Oral session: Searching and information retrieval (2)


Wednesday 23 October 2019 - 16:00 to 17:30


All authors in correct order:

Yaacoub S1, Khamis A1, Kahale L1, Durán J2, Rodríguez MF3, Turner A4, Rada G5, Akl E6
1 Clinical Research Institute, American University of Beirut, Lebanon
2 Pontificia Universidad Católica de Chile, Chile
3 Universidad San Sebastián, Chile
4 American College of Rheumatology, USA
5 Epistemonikos Foundation, Chile
6 Department of Internal Medicine, American University of Beirut, Lebanon
Presenting author and contact person

Presenting author:

Sally Yaacoub

Contact person:

Abstract text
Background: developing trustworthy practice guidelines requires the use of systematic approaches to identify relevant evidence. Some guideline projects address a large number of PICO (population, intervention, comparison, outcome) questions. This requires the use of efficient approaches for identifying eligible studies.
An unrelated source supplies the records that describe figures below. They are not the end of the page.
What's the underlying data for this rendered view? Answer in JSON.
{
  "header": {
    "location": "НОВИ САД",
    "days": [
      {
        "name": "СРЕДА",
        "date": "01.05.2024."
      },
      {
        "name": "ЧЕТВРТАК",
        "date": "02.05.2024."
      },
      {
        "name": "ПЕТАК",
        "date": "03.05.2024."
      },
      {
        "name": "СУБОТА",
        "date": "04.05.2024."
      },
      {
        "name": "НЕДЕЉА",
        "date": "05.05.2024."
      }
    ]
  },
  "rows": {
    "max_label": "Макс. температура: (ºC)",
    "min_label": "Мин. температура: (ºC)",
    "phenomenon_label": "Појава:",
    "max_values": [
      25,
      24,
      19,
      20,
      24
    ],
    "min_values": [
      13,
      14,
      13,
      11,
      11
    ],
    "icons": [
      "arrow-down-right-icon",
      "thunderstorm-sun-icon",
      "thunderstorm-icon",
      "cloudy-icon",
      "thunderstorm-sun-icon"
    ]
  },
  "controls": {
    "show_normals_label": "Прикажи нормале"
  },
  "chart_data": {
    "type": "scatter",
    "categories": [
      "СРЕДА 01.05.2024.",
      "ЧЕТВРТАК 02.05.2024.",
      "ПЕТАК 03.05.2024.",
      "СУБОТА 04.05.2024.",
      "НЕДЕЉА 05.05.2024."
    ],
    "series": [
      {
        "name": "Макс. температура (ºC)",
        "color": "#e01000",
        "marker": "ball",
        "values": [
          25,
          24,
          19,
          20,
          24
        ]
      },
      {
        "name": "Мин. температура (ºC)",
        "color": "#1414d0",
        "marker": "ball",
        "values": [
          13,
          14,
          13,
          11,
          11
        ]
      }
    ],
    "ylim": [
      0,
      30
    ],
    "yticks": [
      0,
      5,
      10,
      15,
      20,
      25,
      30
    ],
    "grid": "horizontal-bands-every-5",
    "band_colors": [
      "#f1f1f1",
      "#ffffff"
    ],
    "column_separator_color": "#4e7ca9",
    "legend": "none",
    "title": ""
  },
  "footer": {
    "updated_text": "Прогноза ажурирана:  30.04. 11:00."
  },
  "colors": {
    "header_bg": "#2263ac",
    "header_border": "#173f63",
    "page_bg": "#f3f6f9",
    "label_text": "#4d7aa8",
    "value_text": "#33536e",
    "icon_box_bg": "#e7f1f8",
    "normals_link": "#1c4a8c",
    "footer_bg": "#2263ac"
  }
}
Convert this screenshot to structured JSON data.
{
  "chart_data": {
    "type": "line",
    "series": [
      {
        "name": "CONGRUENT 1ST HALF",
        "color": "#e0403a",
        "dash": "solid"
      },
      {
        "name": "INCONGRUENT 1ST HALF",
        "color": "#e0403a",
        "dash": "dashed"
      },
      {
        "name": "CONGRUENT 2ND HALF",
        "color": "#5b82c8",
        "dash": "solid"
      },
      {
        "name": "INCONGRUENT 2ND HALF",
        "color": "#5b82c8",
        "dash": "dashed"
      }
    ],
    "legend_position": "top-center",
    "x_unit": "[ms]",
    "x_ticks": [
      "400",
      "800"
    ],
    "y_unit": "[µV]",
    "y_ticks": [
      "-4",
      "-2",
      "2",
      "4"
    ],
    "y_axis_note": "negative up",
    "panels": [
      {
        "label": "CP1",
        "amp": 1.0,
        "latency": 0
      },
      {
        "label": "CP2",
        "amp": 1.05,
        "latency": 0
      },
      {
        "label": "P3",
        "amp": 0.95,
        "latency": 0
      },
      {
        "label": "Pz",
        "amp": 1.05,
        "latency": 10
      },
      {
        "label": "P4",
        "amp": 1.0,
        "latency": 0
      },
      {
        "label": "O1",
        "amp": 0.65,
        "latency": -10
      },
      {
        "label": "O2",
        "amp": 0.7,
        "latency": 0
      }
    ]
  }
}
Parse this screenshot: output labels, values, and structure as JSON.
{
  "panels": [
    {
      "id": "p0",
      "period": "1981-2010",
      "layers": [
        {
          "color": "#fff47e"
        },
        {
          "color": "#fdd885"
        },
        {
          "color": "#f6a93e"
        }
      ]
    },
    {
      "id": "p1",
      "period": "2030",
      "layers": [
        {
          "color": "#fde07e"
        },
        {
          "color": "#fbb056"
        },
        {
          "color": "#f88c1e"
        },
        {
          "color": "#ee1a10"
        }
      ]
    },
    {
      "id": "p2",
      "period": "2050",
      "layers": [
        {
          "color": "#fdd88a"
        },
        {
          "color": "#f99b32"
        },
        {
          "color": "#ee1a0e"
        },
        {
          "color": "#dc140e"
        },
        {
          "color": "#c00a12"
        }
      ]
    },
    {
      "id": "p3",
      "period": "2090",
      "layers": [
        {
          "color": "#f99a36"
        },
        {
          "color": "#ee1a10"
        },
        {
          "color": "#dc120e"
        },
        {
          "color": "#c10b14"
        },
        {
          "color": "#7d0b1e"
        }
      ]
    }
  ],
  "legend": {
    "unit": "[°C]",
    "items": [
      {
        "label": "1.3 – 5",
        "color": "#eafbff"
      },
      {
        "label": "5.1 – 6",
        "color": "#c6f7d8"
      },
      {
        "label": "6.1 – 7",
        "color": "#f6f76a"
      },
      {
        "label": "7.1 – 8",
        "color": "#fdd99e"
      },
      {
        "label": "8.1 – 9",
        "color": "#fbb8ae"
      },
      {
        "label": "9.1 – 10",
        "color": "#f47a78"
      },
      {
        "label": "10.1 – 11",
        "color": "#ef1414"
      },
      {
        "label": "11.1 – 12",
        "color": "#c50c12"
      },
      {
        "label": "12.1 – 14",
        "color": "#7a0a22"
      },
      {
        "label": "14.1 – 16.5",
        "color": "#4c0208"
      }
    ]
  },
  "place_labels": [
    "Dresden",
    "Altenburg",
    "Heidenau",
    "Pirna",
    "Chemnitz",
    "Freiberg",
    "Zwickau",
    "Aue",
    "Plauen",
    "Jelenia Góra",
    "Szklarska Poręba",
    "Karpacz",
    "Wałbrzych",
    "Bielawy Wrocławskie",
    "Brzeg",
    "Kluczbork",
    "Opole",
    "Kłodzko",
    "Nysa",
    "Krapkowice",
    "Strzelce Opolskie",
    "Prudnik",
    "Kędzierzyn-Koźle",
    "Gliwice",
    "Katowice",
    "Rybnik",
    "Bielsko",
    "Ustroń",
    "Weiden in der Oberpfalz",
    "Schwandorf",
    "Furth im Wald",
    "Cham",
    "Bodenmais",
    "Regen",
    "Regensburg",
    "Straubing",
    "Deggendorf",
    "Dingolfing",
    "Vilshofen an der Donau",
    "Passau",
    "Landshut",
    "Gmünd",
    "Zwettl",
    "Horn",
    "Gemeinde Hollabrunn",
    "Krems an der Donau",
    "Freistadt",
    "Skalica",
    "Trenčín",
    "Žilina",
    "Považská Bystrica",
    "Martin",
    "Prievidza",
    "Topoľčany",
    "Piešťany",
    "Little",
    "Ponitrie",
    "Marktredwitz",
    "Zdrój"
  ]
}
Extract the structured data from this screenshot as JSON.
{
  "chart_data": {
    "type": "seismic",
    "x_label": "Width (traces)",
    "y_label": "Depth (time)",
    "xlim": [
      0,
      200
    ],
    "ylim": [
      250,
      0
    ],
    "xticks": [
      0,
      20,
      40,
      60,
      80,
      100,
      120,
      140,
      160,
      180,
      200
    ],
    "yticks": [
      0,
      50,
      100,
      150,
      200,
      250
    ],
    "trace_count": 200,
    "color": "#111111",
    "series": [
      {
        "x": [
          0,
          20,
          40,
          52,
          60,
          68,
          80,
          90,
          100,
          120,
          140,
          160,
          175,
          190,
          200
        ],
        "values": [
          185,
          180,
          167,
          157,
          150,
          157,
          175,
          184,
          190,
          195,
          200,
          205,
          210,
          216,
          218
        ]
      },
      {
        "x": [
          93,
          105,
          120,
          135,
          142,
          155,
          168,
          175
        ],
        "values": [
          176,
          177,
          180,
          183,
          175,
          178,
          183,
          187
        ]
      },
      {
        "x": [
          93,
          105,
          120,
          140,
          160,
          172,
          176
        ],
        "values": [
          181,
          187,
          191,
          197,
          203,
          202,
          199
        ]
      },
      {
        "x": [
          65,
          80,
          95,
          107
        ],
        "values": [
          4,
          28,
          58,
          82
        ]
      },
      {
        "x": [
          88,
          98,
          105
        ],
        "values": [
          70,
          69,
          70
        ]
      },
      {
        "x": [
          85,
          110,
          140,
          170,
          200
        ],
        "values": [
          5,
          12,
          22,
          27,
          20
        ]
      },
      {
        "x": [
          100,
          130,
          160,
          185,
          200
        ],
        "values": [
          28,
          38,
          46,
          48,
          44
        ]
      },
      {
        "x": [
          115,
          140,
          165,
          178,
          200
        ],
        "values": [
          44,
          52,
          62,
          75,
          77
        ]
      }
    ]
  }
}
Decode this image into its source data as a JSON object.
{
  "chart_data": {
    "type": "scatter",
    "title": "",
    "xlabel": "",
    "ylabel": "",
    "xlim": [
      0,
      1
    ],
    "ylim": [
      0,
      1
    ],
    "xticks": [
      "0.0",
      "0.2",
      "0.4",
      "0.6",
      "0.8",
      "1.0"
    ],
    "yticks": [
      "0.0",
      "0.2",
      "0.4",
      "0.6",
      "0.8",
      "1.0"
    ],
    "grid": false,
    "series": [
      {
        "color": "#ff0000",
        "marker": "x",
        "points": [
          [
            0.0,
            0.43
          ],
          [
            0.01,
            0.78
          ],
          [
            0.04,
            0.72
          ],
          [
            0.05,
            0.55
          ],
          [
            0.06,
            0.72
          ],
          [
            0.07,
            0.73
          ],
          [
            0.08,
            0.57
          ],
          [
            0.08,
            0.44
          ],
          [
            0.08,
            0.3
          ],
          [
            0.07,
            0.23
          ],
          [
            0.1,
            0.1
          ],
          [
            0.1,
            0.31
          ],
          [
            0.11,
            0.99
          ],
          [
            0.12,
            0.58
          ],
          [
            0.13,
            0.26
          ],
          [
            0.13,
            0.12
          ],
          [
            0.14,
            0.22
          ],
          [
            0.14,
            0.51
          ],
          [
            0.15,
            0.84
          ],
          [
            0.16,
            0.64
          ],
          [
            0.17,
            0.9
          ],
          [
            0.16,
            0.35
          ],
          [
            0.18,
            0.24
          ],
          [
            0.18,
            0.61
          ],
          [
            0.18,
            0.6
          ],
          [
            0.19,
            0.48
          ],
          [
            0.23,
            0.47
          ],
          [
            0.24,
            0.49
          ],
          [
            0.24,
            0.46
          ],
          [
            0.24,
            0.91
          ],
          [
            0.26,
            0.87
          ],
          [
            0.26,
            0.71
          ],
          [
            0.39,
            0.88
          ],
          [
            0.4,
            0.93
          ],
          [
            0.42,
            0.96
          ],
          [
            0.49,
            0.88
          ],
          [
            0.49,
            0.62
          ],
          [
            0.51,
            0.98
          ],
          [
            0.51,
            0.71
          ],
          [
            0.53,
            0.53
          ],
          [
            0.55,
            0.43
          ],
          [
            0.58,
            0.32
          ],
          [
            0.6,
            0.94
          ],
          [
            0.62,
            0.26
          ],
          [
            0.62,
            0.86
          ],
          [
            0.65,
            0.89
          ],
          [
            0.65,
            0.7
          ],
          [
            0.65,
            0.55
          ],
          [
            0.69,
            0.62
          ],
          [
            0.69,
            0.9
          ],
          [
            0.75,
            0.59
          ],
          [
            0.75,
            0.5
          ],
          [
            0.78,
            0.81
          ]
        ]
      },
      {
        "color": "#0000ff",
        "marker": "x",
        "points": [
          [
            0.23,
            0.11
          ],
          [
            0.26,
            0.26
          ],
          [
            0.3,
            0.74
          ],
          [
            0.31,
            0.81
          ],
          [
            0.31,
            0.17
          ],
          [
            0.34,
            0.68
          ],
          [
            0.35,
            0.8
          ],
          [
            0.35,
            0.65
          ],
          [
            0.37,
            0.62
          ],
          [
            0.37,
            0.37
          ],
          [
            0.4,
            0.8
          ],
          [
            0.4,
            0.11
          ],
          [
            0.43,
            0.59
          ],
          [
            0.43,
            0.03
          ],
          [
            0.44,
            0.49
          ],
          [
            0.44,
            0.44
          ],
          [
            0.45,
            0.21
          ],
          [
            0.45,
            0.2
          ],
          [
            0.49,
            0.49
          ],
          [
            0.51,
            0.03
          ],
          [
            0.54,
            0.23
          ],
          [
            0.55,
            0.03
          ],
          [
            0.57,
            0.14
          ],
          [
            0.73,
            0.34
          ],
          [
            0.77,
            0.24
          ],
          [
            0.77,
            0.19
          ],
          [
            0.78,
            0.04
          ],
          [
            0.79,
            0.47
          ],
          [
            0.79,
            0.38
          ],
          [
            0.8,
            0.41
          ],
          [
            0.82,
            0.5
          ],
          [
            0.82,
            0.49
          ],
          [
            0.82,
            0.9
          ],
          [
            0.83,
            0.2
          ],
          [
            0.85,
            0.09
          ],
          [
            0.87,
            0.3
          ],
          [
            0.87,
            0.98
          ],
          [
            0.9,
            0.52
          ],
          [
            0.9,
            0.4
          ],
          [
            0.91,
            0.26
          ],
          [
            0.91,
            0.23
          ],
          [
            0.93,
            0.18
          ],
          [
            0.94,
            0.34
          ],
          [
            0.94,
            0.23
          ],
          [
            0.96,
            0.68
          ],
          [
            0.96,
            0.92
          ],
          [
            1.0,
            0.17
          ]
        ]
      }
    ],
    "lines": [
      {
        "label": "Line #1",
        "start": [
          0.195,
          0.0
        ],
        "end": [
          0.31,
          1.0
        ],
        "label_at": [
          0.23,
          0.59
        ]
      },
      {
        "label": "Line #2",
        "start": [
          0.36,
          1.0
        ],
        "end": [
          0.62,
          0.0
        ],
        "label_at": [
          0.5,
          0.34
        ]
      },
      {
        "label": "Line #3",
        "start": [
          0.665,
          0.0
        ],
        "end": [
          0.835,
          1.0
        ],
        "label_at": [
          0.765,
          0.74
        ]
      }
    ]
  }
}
One such approach consists of running a literature search common to all included questions. However, it becomes a challenge to screen and match studies to a large number of questions at the same time.

Objectives: to describe an approach to searching for, screening and matching studies for a large number of PICO questions.

Methods: we developed the approach in the context of updating the American College of Rheumatology (ACR) guidelines for the management of rheumatoid arthritis (RA). This update addresses 102 PICO questions and considers evidence from both randomized and non-randomized studies. The literature review team is composed of 17 members. We developed the approach through discussion among team members, piloting and iterative revisions. In addition, we developed a plan to validate the approach.

Results: the proposed approach consists of six distinct parts:
1) PICO-analysis;
2) searching the literature;
3) title and abstract screening;
4) full-text screening and tagging;
5) matching eligible studies to questions; and
6) validating the matched studies.

First, we categorized the ‘populations’ of the different PICO questions into subgroups of the RA population. We similarly categorized the ‘interventions’ and ‘controls’. Then, we grouped PICO questions into sets with non-overlapping categories of interventions. Second, we performed distinct literature searches for two sets of PICO questions: one with vaccine types of interventions, and one with ‘other’ types of interventions. We conducted the subsequent parts separately for these two sets. Third, for the title and abstract screening, we judged the studies as eligible if they met study design criteria, as well as the population and interventions/controls categories relevant to the set. Fourth, using an online DistillerSR form, we screened the full-texts using the same eligibility criteria as above. Concurrently, we tagged the included studies for the different categories identified in the PICO-analysis. Fifth, the matching process aimed to identify all studies eligible for each PICO question. To conduct an efficient matching, we started by grouping PICO questions into subsets for which we identified eligible studies; for that, we captured the studies with tags matching the PICO categories relevant to the subset. Subsequently, we allocated the studies to the individual PICOs within each subset. Sixth, we aim to validate our results against those obtained in L·OVE (by Epistemonikos).

Conclusion: the proposed approach has shown to be feasible and efficient for identifying eligible studies for a large number of PICO questions. Its value will depend on proving its validity.